Якобинцы с горечью признавали, что общественное мнение развращается, уговаривали друг друга быть твердыми, действовать согласованно и, не теряя времени, писать в провинции, чтобы просветить заблудших братьев. Они обвиняли изменника Ролана в перехватывании писем и замене их лицемерными писаниями, развращавшими умы. Они предлагали устроить добровольное пожертвование с целью распространять полезные статьи, в особенности превосходные речи Робеспьера, и приискивали средства доставлять их вопреки Ролану, который, по их словам, нарушал свободу почт. В одном, однако, якобинцы соглашались: в том, что Марат скомпрометирован непомерной свирепостью своих статей, и общество обязано разъяснить Франции, какое различие оно делает между Маратом и мудрым, добродетельным Робеспьером, который, никогда не выходя из должных пределов, хотел без слабости, но и без преувеличения, лишь того, что было справедливо и возможно. Спор завязался между этими двумя людьми. Марата признавали за несомненно сильного и смелого человека, но слишком пылкого. Он был полезен делу народа, говорили якобинцы, но не умел остановиться. Приверженцы Марата отвечали, что он не требовал исполнять всё, что он говорит, и чувствовал лучше кого бы то ни было, на чем следует остановиться. В доказательство они приводили разные его изречения, например: «Одного Марата довольно в Республике», «Я требую больше, чтобы добиться хоть немногого», «Рука моя отсохла бы, если б я ожидал, что народ буквально исполнит все мои советы», «Я запрашиваю у народа, потому что знаю, что он со мной торгуется». Трибуны рукоплесканиями поддержали оправдание Марата. Несмотря на это, якобинцы решили сочинить адрес, в котором, описывая характеры Марата и Робеспьера, хотели показать, какое различие делают между мудростью одного и неистовством другого.
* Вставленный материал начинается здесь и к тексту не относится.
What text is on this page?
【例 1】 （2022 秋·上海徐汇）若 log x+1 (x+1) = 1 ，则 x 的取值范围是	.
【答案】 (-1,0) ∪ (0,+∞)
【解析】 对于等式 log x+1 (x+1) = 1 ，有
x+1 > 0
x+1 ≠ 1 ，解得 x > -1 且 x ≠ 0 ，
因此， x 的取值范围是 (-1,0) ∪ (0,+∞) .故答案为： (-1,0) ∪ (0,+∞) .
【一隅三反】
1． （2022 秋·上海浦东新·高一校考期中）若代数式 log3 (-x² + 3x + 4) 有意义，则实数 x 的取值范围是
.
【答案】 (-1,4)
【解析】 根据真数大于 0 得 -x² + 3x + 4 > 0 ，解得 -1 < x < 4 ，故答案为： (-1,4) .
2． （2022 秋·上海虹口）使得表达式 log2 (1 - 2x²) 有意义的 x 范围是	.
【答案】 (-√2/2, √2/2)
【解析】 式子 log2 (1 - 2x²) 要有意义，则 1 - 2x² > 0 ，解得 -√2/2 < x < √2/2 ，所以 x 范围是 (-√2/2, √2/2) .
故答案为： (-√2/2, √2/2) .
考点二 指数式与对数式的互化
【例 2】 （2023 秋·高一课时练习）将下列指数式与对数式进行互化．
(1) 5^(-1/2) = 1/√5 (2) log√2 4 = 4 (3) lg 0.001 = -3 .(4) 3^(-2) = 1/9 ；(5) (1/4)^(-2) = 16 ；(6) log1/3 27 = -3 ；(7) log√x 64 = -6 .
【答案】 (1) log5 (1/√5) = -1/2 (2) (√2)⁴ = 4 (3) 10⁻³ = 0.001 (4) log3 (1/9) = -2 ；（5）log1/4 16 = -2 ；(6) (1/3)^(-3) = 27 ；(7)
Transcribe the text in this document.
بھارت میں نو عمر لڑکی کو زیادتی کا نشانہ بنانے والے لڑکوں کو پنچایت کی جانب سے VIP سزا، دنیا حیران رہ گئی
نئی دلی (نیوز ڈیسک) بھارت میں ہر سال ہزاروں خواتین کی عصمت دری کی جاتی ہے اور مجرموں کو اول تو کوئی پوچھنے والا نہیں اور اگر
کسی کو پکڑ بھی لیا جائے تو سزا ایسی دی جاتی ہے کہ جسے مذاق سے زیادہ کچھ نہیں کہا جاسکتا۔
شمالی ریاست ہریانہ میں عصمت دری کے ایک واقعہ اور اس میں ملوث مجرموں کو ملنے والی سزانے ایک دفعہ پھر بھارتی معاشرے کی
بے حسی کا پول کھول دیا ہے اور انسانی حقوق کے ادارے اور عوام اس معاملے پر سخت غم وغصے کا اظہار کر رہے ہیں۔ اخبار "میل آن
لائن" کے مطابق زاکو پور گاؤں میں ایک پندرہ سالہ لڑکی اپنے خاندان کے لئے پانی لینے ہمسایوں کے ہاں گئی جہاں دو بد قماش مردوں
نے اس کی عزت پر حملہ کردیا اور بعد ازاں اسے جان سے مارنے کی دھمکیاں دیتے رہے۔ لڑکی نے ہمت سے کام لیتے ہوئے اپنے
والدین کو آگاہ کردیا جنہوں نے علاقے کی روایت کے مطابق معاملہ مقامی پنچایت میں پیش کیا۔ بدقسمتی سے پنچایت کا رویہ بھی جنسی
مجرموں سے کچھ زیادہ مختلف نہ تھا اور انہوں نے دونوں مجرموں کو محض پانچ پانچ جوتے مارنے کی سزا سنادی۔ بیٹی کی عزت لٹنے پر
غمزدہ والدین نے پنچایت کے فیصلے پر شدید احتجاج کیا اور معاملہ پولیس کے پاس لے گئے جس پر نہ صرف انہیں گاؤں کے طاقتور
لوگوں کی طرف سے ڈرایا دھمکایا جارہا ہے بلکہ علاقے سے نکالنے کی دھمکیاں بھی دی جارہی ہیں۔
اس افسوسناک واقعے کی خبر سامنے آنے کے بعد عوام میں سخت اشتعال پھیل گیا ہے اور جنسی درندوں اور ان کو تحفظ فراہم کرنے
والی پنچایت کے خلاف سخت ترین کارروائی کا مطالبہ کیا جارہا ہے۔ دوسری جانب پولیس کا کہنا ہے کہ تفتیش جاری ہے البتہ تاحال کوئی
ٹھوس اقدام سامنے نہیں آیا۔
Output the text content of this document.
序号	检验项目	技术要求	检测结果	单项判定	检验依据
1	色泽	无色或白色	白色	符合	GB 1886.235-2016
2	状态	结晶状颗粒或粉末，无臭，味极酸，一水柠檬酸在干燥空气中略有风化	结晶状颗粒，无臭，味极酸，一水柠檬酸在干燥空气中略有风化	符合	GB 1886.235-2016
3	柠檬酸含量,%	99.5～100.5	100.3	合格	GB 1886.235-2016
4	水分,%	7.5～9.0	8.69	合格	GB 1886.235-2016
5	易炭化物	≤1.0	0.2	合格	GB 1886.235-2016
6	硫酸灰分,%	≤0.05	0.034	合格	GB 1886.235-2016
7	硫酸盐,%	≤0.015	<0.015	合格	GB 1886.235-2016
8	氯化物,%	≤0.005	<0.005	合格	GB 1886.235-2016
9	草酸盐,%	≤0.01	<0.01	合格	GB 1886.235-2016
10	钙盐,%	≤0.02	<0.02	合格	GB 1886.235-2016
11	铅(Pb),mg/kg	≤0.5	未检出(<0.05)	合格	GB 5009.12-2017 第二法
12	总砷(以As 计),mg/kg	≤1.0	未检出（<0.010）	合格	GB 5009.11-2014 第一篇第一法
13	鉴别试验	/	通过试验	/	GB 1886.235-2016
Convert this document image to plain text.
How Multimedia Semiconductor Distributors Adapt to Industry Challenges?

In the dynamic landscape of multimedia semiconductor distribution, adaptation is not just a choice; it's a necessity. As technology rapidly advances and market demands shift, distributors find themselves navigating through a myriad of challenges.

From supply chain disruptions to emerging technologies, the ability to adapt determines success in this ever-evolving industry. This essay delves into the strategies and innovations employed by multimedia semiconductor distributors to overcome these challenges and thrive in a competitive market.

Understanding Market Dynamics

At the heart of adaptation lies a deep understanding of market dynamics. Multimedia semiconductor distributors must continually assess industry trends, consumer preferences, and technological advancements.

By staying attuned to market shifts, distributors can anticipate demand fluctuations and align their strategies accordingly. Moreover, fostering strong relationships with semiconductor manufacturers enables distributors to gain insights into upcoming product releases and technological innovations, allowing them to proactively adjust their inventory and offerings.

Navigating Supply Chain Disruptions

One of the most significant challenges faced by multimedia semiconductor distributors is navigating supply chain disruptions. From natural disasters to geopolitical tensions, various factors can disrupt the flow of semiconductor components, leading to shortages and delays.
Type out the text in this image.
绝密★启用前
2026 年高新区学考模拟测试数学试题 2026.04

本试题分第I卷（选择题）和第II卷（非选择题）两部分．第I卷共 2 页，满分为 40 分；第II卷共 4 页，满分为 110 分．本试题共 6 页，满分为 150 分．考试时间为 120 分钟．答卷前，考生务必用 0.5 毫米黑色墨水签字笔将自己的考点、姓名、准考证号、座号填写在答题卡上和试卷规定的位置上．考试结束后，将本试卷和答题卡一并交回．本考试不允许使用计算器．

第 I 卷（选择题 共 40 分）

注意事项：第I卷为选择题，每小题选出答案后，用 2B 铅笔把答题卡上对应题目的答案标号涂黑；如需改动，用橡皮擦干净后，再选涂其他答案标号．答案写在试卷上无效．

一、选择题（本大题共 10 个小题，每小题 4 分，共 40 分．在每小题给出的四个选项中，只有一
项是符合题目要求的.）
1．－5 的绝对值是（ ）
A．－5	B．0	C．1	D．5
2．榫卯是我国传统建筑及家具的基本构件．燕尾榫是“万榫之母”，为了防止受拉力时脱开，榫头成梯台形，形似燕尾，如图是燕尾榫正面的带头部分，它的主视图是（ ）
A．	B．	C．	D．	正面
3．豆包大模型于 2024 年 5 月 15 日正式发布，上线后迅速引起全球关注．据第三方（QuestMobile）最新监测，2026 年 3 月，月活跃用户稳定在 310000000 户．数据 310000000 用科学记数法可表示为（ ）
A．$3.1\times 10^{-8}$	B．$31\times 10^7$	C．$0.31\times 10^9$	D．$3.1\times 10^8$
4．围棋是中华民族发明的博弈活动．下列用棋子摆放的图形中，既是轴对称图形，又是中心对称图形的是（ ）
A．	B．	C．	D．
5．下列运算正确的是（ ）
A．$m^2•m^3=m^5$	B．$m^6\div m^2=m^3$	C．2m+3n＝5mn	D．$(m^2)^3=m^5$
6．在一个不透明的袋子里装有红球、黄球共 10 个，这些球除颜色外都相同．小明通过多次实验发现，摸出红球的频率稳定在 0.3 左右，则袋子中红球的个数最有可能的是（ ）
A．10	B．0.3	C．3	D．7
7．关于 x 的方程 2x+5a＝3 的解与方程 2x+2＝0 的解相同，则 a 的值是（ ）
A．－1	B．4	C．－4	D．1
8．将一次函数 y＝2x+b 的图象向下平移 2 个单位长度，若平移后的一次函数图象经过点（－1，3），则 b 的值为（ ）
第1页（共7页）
После этой меры предложили еще несколько, в особенности было решено неустанно требовать отправления федератов на границы. Как только пошли слухи, что армия Дюмурье слабеет в результате дезертирства, якобинцы закричали, что ему необходимо подкрепление. Марат писал, что добровольцы, ушедшие из Парижа первыми, удерживаются уже больше года и пора заменить их свежими. Получили известия о том, что Кюстин вынужден оставить Франкфурт, а Бернонвилю не удалось нападение на Трирское курфюршество, и якобинцы стали уверять, что если бы у этих двух генералов были федераты, без пользы наполнявшие столицу, то они не понесли бы этого урона.
Известия о тщетной попытке Бернонвиля и неудачах Кюстина сильно взволновали общественное мнение. Эти неприятности легко было предвидеть, потому что Бернонвиль, совершая нападение в ненастное время года, без достаточных средств и на неприступные позиции, не мог достичь успеха, а Кюстин, упрямившийся и не отступавший на Рейн, чтобы не признаваться в своей опрометчивости, неминуемо должен был отступить к Майнцу. Общественные беды всегда подают партиям повод к упрекам. Якобинцы, не любившие генералов, подозреваемых в аристократизме, начали выступать против них и обвинять в том, будто они жирондисты и фельяны. Марат не преминул снова восстать против страсти к завоеваниям, которую всегда порицал, потому что это только замаскированное честолюбие генералов, стремящихся к опасной власти. Робеспьер, направляя этот упрек согласно внушениям своей ненависти, утверждал, что не генералов следует обвинять, а гнусную партию, властвовавшую над собранием, и саму исполнительную власть. Вероломный Ролан, интриган Бриссо, злодеи Луве, Гюаде, Верньо были, по его словам, виновниками всех бедствий Франции. Он просил у судьбы отличия быть первому убитым ими, но прежде хотел иметь удовольствие донести на них. Дюмурье и Кюстин, присовокуплял Марат, знали их и были слишком осторожны, чтобы стать наряду с ними, но все их боялись, потому что они располагали золотом, местами и всеми средствами Республики. Их намерением было поработить Францию, и для этой цели они вязали руки всем истинным патриотам, мешали развитию их энергии и таким способом подвергали Францию риску быть побежденной врагами. Главным их намерением было уничтожить общество якобинцев и всякого, кто имел бы мужество сопротивляться им. «Что касается меня, – восклицал Робеспьер, – я желаю одного – чтобы меня убил Ролан!» Эта яростная ненависть сообщалась всему собранию и волновала его, как бурное море. Ожидался бой насмерть, заранее отвергалась всякая мысль о примирении, и так как речь заходила о новом проекте соглашения, то было решено навсегда отказаться от Ламуретовских поцелуев[61].